Discussion in 'Handguns: General Discussion' started by bersaguy, Aug 21, 2021.
Other than that nothing else to report. Even the rear adjustable sight has held together and stood the test of time!
Used it extensively in the early 2000 with qualifying twice a year in the police department till I retired. I still carry it and I feel it is very reliable.
He isn’t doing much fishing anymore, I may just swap him for an EZ rack Shield for HD.
They remain as ugly as sin 35 years later, lol.
Love the Gen 3s and up. But the Gen 1 Glocks are becoming collector's items and some are going for unbelievable amounts. Who would have thought a Gen 1 G19 would go for close to $10,000.
While there is no way in heck I would pay that for any Glock.
The Gen1 19 isnt something that was widely available. A very small handful were imported and sold to a state agency.
Just means that they are not used a lot. Glocks that get shot a lot tend to loose frame rails.

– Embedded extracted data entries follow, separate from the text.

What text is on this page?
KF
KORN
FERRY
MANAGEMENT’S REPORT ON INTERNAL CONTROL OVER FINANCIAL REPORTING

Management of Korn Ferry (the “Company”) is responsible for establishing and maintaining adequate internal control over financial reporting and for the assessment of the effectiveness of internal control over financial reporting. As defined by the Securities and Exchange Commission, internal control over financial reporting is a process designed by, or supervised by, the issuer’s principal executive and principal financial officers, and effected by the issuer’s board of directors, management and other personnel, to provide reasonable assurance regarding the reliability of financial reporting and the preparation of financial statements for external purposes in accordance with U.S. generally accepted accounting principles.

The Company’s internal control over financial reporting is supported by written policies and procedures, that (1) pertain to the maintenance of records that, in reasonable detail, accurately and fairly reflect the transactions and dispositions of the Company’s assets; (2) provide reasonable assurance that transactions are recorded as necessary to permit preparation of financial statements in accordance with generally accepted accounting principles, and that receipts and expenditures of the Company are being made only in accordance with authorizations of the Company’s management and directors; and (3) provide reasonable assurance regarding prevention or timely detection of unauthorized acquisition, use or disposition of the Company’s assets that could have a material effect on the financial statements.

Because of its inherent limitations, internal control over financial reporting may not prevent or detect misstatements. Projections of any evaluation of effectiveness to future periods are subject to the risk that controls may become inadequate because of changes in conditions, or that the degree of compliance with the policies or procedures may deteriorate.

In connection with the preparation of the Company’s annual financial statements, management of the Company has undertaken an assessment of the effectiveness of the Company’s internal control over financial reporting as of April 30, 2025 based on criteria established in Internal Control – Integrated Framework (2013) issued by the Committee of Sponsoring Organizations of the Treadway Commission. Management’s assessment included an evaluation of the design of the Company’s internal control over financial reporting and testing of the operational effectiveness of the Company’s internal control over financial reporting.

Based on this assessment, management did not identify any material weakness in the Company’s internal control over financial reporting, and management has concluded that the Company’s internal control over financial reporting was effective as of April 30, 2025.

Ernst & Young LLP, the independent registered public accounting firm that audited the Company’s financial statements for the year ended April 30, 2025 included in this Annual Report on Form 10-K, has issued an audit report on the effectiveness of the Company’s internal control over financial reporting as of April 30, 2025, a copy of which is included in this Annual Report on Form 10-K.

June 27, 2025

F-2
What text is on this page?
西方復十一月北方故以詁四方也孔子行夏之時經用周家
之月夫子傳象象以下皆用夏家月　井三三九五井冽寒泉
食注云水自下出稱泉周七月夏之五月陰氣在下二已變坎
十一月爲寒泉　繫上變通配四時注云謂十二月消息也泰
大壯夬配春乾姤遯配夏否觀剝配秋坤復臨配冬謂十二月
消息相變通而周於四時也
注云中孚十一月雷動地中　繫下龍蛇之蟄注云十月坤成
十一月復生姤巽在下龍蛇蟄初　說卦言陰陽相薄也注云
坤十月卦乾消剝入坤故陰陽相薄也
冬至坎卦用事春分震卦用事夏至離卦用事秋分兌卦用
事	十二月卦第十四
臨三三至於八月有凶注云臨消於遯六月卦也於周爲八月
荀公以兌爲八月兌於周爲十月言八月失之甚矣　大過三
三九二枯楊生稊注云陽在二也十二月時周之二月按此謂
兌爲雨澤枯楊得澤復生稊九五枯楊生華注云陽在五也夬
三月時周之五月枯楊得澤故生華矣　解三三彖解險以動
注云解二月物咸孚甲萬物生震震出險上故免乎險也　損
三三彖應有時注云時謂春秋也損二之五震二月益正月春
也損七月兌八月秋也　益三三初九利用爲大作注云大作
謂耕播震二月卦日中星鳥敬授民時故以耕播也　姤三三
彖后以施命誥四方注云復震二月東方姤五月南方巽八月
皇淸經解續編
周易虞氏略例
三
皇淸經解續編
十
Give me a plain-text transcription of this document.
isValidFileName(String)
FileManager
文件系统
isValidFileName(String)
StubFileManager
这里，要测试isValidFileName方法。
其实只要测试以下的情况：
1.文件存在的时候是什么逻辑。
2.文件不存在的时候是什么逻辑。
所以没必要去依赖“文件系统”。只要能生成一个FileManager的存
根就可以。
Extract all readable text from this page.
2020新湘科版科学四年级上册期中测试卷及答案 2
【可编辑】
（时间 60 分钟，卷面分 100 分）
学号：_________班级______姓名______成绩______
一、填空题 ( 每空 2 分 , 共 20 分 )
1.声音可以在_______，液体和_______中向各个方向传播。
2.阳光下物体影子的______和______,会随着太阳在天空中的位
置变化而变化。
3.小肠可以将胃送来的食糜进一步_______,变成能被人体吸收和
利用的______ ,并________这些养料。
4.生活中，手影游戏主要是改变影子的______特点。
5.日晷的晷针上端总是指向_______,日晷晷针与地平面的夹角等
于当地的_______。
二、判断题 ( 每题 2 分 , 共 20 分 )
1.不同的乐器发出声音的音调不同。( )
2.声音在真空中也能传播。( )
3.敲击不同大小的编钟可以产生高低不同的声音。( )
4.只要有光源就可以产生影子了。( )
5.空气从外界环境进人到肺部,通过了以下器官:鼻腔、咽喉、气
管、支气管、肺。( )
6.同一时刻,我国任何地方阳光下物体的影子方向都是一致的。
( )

I don’t expect it to crumble to dust within the next 10 years, but frankly, if it does, I’ll have gotten my money’s worth from it.
I'd expect the polymer to last quite some time—on the order of tens of thousands of years. As far as a 'service life', at least a couple or three centuries.
My VP70Z is going strong.
Still ugly as sin though.
Makes me wonder why all these posts I see of people buying some steel frame whatever because they want the grandchildren's grandchildren's children to inherit it like they're even going to know who their ancestor was who bought it 200 years ago out of their 31 other ancestors. Besides, the likelihood is that the great grandkids will sell it to buy Martian Cocaine for a bachelor party.
If he is a really shrewd businessman, perhaps my great, great, great, great, great grandson can trade one in for an Orion slave-girl.
The frame is generally the least of all concerns when it comes to pistol longevity.